Objective: Determine the diagnostic accuracy of power-Doppler and grey-scale ultrasonography, assess the relationship between severity measures and neovascularity, and describe the intra-tendon distribution of neovascularity in chronic tennis elbow.
Design: Between-group cross-sectional study.
Setting: Sports medicine clinic and radiology centre.
Participants: Thirty-two affected elbows (median and range of duration: 10; 3 to 120 months) and 18 unaffected contralateral elbows in 25 patients (mean age 50 years) with lateral elbow pain, and 38 unaffected elbows in 19 asymptomatic participants (mean age 45 years) underwent a clinical examination (reference standard test) and grey-scale and power-Doppler ultrasonographic examination.
Main outcome measures: Ultrasound examination with power-Doppler identified neovascularity and grey-scale ultrasound changes (lateral epicondyle bony spurring or irregularity, maximum anterior-posterior thickness, and echo characteristics) of the common extensor tendon.
Results: Power-Doppler had a strong positive likelihood ratio (LR) of 45.39; whereas a combined null finding in power-Doppler and grey-scale ultrasonography resulted in a robust negative LR (0.05).
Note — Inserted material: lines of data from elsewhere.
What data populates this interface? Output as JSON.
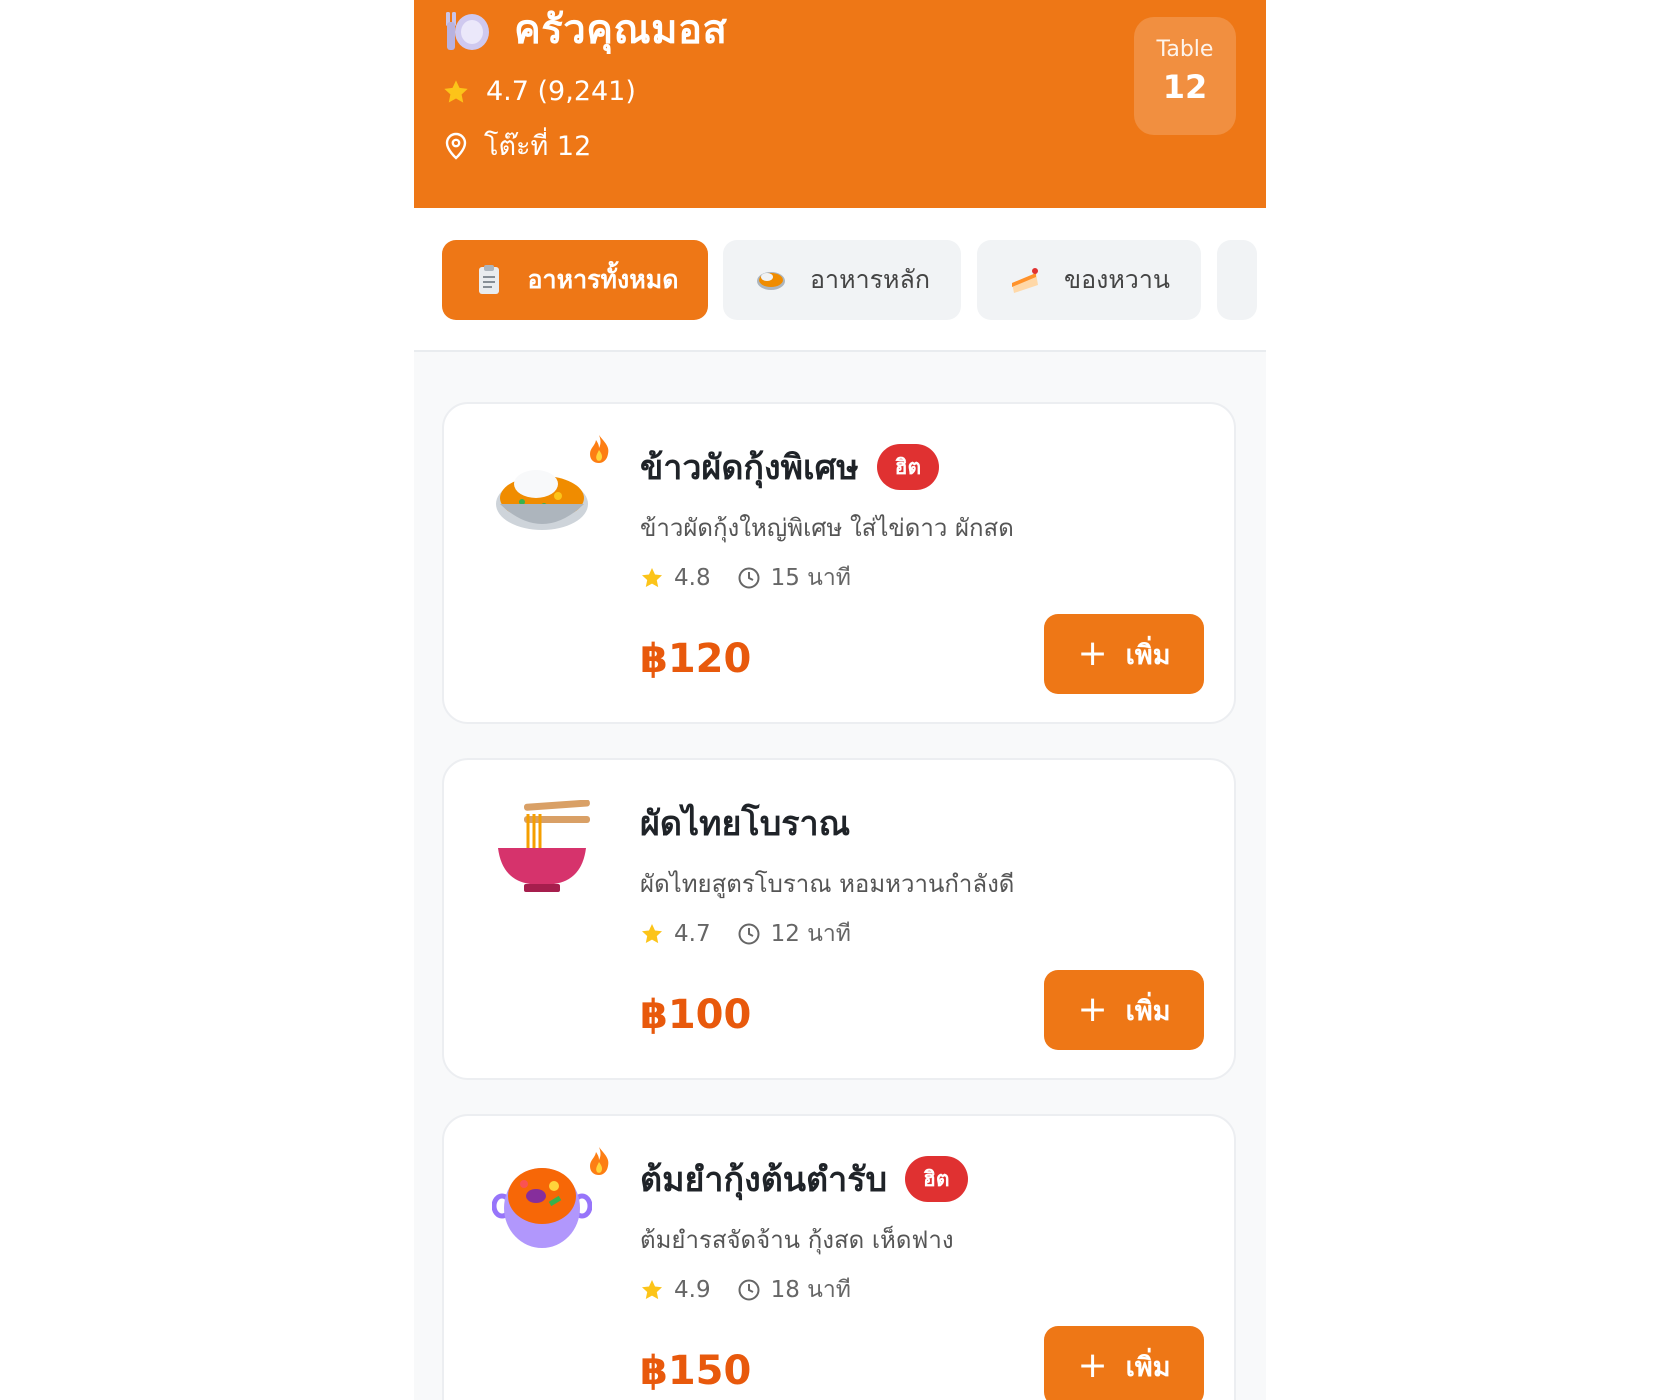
{
  "header": {
    "restaurant_name": "ครัวคุณมอส",
    "rating": "4.7 (9,241)",
    "location": "โต๊ะที่ 12",
    "table_label": "Table",
    "table_number": "12",
    "brand_color": "#ee7716"
  },
  "tabs": [
    {
      "label": "อาหารทั้งหมด",
      "icon": "clipboard-icon",
      "active": true
    },
    {
      "label": "อาหารหลัก",
      "icon": "rice-bowl-icon",
      "active": false
    },
    {
      "label": "ของหวาน",
      "icon": "cake-icon",
      "active": false
    }
  ],
  "menu": [
    {
      "name": "ข้าวผัดกุ้งพิเศษ",
      "badge": "ฮิต",
      "description": "ข้าวผัดกุ้งใหญ่พิเศษ ใส่ไข่ดาว ผักสด",
      "rating": "4.8",
      "time": "15 นาที",
      "price": "฿120",
      "add_label": "เพิ่ม",
      "icon": "fried-rice-icon"
    },
    {
      "name": "ผัดไทยโบราณ",
      "badge": "",
      "description": "ผัดไทยสูตรโบราณ หอมหวานกำลังดี",
      "rating": "4.7",
      "time": "12 นาที",
      "price": "฿100",
      "add_label": "เพิ่ม",
      "icon": "noodle-bowl-icon"
    },
    {
      "name": "ต้มยำกุ้งต้นตำรับ",
      "badge": "ฮิต",
      "description": "ต้มยำรสจัดจ้าน กุ้งสด เห็ดฟาง",
      "rating": "4.9",
      "time": "18 นาที",
      "price": "฿150",
      "add_label": "เพิ่ม",
      "icon": "soup-pot-icon"
    }
  ],
  "colors": {
    "accent": "#ee7716",
    "price": "#e8590c",
    "hot_badge": "#e03131",
    "star": "#fcc419"
  }
}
Grey-scale changes were generally not as diagnostically accurate. Common extensor tendon neovascularity was equally distributed between the superficial and deep part of the tendon, and clinical severity measures did not correlate with neovascularity scores.
Conclusions: Neovascularity identified with power-Doppler ultrasonography when compared to grey scale changes (alone or in combination with Doppler) was diagnostically superior in identifying chronic tennis elbow. The lack of both neovascularity and grey-scale changes on ultrasound examination also substantially increase the probability that the condition is not present and should prompt the clinician to consider other causes for lateral elbow pain.